The concept of omotenashi can also be found in cars. Especially Lexus, the luxury brand of Toyota, puts in a lot of effort (and lately also blasts the term omotenashi and the related takumi on all channels of advertising…). For example, when the power window closes, the window will slow down just before closing to reduce the noise of the glass hitting the rubber seal. Most people won’t even notice this feature unless it is pointed out.

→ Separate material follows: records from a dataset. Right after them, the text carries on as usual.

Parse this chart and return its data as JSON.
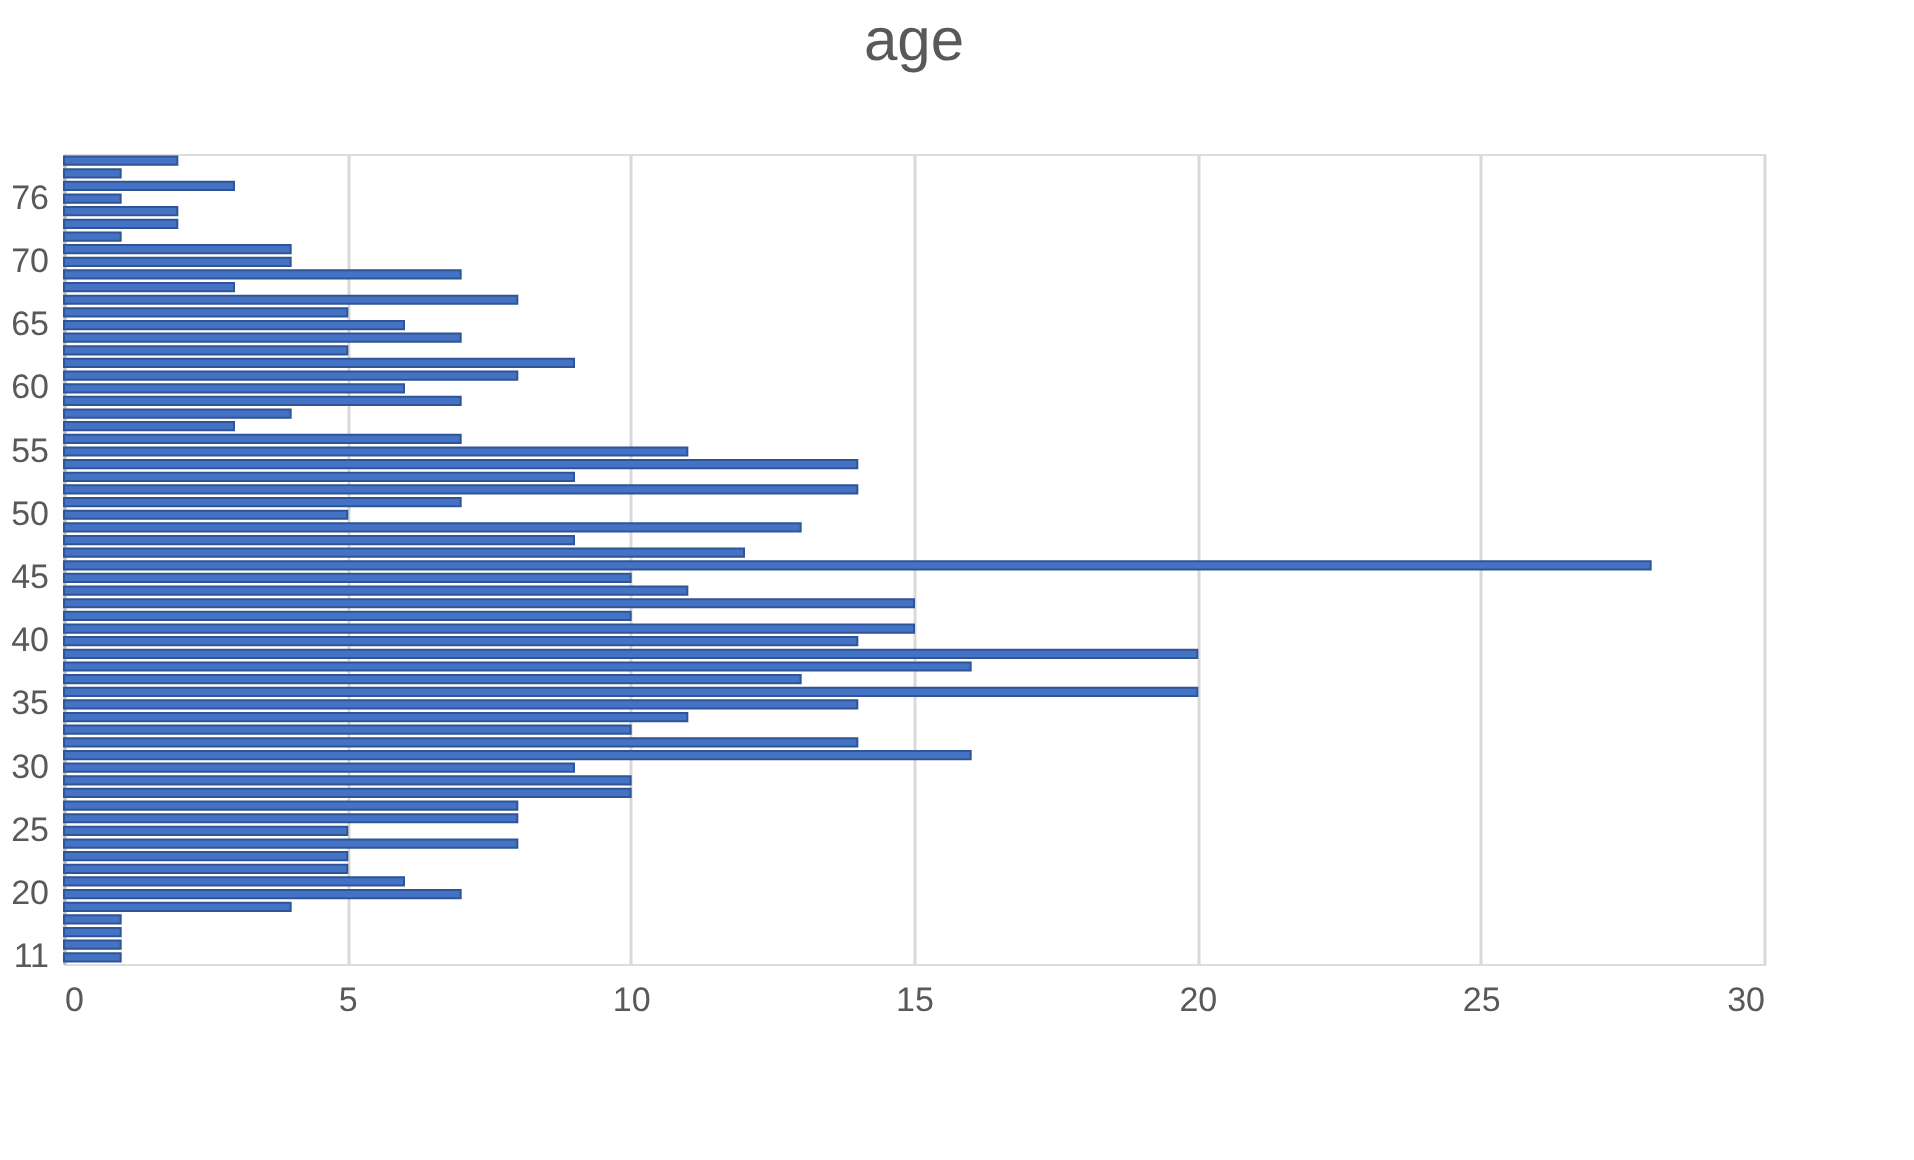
{
  "chart_data": {
    "type": "bar",
    "title": "age",
    "orientation": "horizontal",
    "categories": [
      null,
      null,
      null,
      "76",
      null,
      null,
      null,
      null,
      "70",
      null,
      null,
      null,
      null,
      "65",
      null,
      null,
      null,
      null,
      "60",
      null,
      null,
      null,
      null,
      "55",
      null,
      null,
      null,
      null,
      "50",
      null,
      null,
      null,
      null,
      "45",
      null,
      null,
      null,
      null,
      "40",
      null,
      null,
      null,
      null,
      "35",
      null,
      null,
      null,
      null,
      "30",
      null,
      null,
      null,
      null,
      "25",
      null,
      null,
      null,
      null,
      "20",
      null,
      null,
      null,
      null,
      "11"
    ],
    "values": [
      2,
      1,
      3,
      1,
      2,
      2,
      1,
      4,
      4,
      7,
      3,
      8,
      5,
      6,
      7,
      5,
      9,
      8,
      6,
      7,
      4,
      3,
      7,
      11,
      14,
      9,
      14,
      7,
      5,
      13,
      9,
      12,
      28,
      10,
      11,
      15,
      10,
      15,
      14,
      20,
      16,
      13,
      20,
      14,
      11,
      10,
      14,
      16,
      9,
      10,
      10,
      8,
      8,
      5,
      8,
      5,
      5,
      6,
      7,
      4,
      1,
      1,
      1,
      1
    ],
    "color": "#4472c4",
    "xlim": [
      0,
      30
    ],
    "xticks": [
      0,
      5,
      10,
      15,
      20,
      25,
      30
    ],
    "grid": "x"
  }
}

Or another feature of a Lexus is that the windshield wipers will stop if the doors are opened. This avoids splashing water on the entering or exiting passengers. Lexus also puts a LOT of effort into reducing noise and vibration for the passengers. They add a lot of dampening material not only around the engine but also around the passenger compartment. Tighter gaps between the sheet metal mean less wind noise. Doors are stiffened to avoid the “drumming effect.” Overall, this makes the Lexus one of the quietest luxury brands. Especially when Lexus started in the 1990s, they set the benchmark for the industry. Since then, other luxury brands have also put more effort into this.

The Cost

Piggy BankObviously, not all of that is free. Hence, a low-end budget product just can’t afford to have the niceties and features of a high-end but costly product. Still, there are always possibilities to improve your product that fit within a budget if you apply a little bit of thoughtfulness. The opposite would be a product designed by engineers for engineers, and the normal user is at a total loss on how to use it. Surely, you know such a product too.

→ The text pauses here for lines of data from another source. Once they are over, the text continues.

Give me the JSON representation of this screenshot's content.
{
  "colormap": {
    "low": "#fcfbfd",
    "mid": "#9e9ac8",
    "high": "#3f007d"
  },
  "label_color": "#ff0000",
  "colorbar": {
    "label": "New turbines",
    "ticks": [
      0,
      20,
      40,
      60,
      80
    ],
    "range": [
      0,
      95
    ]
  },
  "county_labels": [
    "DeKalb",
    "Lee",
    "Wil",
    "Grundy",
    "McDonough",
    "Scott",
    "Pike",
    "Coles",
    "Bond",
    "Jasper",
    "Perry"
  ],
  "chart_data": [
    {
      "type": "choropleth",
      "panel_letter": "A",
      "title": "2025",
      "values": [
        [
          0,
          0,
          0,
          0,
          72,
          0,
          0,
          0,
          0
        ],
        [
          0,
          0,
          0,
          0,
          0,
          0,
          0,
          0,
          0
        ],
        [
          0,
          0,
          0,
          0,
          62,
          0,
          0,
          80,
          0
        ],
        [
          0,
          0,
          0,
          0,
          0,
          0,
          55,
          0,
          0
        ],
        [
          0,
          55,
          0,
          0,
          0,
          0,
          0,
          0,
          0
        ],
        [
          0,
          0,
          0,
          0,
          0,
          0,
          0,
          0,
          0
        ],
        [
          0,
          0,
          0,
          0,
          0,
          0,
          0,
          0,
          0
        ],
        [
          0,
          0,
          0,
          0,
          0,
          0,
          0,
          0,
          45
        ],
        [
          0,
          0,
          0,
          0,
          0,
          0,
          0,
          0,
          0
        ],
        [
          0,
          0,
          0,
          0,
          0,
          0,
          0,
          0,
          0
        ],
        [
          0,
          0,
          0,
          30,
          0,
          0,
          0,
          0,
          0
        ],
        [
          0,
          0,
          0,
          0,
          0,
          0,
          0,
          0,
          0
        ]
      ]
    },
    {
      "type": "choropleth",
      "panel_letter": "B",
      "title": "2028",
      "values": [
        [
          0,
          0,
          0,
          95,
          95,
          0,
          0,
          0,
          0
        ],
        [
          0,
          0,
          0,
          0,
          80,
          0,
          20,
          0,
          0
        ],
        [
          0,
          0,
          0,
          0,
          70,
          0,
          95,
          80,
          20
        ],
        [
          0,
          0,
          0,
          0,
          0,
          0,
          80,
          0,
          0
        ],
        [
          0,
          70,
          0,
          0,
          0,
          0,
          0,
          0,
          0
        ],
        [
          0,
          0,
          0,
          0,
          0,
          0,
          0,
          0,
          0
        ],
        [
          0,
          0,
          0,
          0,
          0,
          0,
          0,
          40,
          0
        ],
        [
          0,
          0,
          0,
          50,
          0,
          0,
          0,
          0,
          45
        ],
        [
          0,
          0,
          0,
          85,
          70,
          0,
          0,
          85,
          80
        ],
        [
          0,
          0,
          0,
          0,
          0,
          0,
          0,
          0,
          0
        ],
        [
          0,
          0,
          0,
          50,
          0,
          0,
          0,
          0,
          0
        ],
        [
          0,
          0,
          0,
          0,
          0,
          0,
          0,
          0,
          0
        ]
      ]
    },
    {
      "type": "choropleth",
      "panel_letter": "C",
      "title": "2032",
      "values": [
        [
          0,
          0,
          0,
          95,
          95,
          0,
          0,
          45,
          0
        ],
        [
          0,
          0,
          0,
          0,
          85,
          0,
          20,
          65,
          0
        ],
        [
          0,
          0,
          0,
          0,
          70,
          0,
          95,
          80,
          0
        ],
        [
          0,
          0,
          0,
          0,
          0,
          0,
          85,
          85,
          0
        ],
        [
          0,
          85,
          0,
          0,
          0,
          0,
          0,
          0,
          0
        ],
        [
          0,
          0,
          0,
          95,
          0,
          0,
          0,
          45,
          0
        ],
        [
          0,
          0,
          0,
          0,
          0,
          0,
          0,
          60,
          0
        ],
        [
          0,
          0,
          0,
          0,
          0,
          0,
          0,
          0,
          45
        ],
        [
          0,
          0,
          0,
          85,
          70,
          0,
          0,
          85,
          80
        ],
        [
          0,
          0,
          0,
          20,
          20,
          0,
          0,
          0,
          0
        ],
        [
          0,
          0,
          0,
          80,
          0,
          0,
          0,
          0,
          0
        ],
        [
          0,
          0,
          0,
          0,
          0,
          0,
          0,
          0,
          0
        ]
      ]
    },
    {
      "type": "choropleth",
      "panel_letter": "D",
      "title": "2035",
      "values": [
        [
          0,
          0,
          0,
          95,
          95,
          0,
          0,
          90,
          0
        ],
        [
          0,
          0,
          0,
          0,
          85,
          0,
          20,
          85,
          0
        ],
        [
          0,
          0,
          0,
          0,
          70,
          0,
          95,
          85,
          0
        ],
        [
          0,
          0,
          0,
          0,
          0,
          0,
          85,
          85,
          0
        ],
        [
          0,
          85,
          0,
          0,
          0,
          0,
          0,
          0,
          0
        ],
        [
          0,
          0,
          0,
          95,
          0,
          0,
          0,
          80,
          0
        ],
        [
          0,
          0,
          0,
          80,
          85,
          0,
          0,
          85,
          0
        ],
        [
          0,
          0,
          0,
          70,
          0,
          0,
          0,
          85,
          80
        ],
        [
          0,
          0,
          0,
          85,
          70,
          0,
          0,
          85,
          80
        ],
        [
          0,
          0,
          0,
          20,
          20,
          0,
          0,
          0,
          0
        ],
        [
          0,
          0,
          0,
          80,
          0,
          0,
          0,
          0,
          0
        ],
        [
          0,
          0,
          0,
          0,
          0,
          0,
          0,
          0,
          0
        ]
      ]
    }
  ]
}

There is also a risk of it being too much. Occasionally in Japan, as a customer I had the feeling that the staff was trying too hard, and it was too much for me. Depending on how it is implemented, it can also be stressful for the staff too. Overall, you need to find a balance here.

Altogether, omotenashi is not a method. It is more of a philosophy toward the known and unknown needs of the customer. After all, it is the customer who pays the bill at the end of the day. Now, go out, improve the experience for the customer, and organize your Industry!

3 thoughts on “Omotenashi in Product Design”

  1. Hi Christoph,
    Thanks for this article! Been a regular reader for the last few years. Thanks again for the wonderful blog.
    I want to share one incident from my former boss (FB) when he and some others were invited to Dr.Kano’s home for dinner. When he arrived, my FB left his footwear outside Dr.Kano’s home (per Japanese custom). But, when he and the other guests were about to leave(after dinner) and came out of the house, they noticed that the shoes were pointing away from the door!! This ensured that the visitor had to directly slip on the shoes rather than exit the house-> turn around -> wear the shoes -> turn around once more to leave the building! My FB thought that Dr.Kano and his wife had quietly rearranged while the guests were having dinner. Hope that was good info.
    Best regards

  2. Hello Christoph,
    As you suggest in your conclusion, Omotenashi may sometimes be unintentionally too much and make the recipient feel uncomfortable (with the best of intentions, of course). I was staying at a temple in the town of Koyasan in the early 1980’s and was probably the only westerner there. I was helped by one of the young monks who spoke English. When he asked what I wanted for dinner, I requested “shojin ryori” thinking that it was standard temple food that I had read about. What I got was an amazing assortment of dishes that were culinary works of art, and obviously the result of a huge amount of work.
    When I think about it, even after all these years, I feel bad about putting the temple kitchen staff through all of that effort. It must have been hours, in order to satisfy a foreign guest’s casual request. A polite “no” would actually have been better, and my correct request (now that I know better) should have been “whatever you are having”.